Landasan Hari Santri 22 Oktober tentu tak bisa dilepaskan dari peristiwa bersejarah yaitu Fatwa Jihad yang digelorakan oleh KH Hasyim Asy’ari dan para kiyai Nadhlatul Ulama. Fatwa (Resolusi) ini mendidihkan dan membakar perlawanan umat Islam khususnya para santri dalam melawan penjajahan. Fatwa Jihad menjadi bukti berakarnya ajaran Jihad dalam Islam sebagai pondasi berdirinya Indonesia. Di tengah stigma negatif yang acapkali ditimpakan oleh banyak media (sekuler, terutama Barat) kepada ajaran Jihad dalam Islam, Hari Santri menjadi bentuk pencerahan pada masyarakat saat ini dan generasi mendatang akan pentingnya ajaran Jihad dalam Islam menjadi salah satu pilar dalam perjuangan meraih kemerdekaan Republik Indonesia.

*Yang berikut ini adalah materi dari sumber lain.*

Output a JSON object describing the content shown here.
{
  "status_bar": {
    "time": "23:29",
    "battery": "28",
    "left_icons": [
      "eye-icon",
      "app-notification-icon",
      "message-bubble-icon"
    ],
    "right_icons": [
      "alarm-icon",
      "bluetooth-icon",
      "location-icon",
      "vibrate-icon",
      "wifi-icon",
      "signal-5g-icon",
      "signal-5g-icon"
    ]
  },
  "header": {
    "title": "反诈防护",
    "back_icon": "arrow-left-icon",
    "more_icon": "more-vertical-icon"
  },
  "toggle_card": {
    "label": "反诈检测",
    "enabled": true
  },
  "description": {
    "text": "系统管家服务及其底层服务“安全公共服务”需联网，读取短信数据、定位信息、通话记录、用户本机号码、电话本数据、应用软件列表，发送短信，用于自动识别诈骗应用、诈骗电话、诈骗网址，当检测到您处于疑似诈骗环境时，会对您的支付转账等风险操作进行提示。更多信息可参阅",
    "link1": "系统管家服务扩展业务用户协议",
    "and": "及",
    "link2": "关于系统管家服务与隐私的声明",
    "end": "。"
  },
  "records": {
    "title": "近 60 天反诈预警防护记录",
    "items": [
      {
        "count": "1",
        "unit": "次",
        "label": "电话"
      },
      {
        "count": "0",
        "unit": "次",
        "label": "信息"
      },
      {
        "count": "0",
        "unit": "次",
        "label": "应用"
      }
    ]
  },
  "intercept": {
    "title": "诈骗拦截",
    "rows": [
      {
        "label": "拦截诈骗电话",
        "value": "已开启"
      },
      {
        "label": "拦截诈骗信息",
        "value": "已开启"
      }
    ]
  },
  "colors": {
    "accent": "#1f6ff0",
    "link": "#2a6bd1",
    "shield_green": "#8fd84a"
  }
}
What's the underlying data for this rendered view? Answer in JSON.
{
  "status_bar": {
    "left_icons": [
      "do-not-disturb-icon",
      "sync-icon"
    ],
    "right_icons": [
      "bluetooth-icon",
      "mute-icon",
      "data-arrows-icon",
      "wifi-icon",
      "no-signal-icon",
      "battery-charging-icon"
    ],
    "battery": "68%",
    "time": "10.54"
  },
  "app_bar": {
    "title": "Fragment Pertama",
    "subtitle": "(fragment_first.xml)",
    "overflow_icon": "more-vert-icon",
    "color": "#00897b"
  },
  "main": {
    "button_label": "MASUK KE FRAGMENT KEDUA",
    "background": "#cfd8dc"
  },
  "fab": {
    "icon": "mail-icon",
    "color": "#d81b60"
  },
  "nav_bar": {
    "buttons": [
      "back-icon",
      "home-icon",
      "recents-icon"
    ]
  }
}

Hal lain yang tercermin dari Fatwa Jihad adalah seruan untuk berjuang di jalan Allah (sabilillah) tersebut tidak khusus bagi santri saja, namun mencakup seluruh lapisan umat Islam saat itu. Inilah salah satu makna penting Hari santri, yaitu, memaknai peringatan resolusi jihad yang digelorakan ulama bagi seluruh umat Islam, bukan golongan tertentu sebagai tanggung jawab memikul perjuangan bersama-sama.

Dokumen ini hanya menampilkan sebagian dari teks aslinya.